There is zero justification for the current price of the EpiPen, or for Shkrely’s Daraprim price hikes. Neither is there for the $90k a pop for Harvoni or some of the other HCV drug cocktails from Gilead and Abbott. We need a NICE committee like they have in the UK, before drugs can enter the market priced to impoverish the system. Drug pricing has become too toxic for society and the social networks.
Nobody would expect companies to clean up their act and reign in drug costs themselves; they would rather stick with the current model until the last red cent has left the federal coffers. It is time for our legislators to stop this out of control greed. It is time for us antibiotic-loving academics in ID to cut ties with industries that overcharge for new antivirals and engage in frivolous exploitation of a Health Care system that is about to go broke.

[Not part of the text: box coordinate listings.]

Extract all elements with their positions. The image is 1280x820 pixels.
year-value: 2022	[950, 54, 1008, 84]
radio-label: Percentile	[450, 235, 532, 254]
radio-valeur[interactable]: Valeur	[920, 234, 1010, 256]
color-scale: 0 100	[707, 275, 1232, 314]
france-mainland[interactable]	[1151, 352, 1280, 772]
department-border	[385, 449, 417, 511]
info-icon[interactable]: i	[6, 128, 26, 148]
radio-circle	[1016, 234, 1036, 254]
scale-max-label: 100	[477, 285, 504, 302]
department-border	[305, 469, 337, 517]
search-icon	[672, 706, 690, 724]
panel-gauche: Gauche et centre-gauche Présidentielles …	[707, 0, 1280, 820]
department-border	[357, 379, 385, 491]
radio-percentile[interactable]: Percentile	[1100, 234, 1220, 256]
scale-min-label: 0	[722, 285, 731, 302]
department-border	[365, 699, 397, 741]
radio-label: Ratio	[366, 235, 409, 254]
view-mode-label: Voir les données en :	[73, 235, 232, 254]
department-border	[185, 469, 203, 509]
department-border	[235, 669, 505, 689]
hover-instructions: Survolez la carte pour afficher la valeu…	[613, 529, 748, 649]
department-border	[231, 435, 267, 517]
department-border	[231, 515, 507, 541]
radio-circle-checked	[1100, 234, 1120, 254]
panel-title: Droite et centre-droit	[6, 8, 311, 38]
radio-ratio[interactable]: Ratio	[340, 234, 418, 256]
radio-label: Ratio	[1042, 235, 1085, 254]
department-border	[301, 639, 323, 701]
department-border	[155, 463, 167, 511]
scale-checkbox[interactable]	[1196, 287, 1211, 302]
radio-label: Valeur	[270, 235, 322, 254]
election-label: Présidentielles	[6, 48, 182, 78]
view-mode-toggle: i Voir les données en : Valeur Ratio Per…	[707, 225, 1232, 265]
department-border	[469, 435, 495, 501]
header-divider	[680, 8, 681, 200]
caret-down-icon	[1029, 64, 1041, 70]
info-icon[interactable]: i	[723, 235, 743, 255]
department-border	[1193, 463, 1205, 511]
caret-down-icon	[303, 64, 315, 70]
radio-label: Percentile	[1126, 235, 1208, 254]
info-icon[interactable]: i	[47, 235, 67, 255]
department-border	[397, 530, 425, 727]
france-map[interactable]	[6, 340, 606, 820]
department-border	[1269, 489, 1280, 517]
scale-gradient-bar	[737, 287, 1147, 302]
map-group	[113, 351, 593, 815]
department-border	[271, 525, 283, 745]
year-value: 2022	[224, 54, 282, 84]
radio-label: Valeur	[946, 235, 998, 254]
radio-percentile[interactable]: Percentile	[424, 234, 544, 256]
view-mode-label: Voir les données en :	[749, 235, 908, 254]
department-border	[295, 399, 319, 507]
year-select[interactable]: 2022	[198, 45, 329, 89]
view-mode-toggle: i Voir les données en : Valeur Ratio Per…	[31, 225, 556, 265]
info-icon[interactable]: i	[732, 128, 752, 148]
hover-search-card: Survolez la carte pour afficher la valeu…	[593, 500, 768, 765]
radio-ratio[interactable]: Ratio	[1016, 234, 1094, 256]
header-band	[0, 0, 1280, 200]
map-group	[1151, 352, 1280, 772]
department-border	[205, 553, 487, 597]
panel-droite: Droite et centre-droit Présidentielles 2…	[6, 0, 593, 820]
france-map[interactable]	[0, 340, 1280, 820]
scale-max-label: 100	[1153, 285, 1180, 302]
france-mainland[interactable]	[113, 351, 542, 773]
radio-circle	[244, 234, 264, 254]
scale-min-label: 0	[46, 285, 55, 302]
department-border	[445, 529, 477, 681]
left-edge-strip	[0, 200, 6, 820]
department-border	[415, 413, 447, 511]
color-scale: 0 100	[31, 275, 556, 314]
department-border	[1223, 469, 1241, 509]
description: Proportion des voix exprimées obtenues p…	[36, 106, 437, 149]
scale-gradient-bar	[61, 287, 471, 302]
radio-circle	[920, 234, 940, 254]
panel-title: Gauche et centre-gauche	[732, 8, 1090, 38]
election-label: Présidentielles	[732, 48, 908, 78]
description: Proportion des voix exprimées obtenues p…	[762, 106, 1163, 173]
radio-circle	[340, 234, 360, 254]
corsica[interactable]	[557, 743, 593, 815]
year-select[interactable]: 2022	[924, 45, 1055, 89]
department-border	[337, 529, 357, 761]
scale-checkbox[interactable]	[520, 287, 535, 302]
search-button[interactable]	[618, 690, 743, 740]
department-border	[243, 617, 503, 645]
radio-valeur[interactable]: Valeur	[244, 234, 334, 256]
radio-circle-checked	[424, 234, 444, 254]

Academics are not savvy enough to see the writing on the wall or to understand the sales tactics of marketing departments. Academics on the Speaker’s Bureau and Guideline Committees are not providing the full story when they only speak about Safety and Efficacy but not about toxic drug prices. Academics that advocate higher prices for new MDR antibiotics and ever more government incentives are not credible agents of change.
Epinephrin for injection is available as a 1 mL solution in a single-use clear glass vial which contains 1 mg epinephrin / mL; hence, 0.3 mL = 0.3 mg = the dose to inject i. m.
What we need are significantly lower prices for all extravagantly overpriced medicines, price controls and better checks on anti-competitive practices.
As for the EpiPen situation, why not buy a few vials of epinephrine or adrenaline, a few syringes and needles, and maybe some vials of sterile D5W. The adult dose is 0.3-0.5 mg IM. You could even ask your neighborhood pharmacist to package up preloaded sterile syringes for ready use that have a shorter shelf life but cost a smidgeon of an EpiPen and could be made for little expense right around the corner.
Well, you are out of luck: FDA would not allow this as a matter of principle. They say they want to protect you, but as the EpiPen episode and others like it show, regulatory hurdles also protect the price gouging industry from competition. When regulators set the bar too high for EpiPen competitors, they are supporting monopolistic behavior.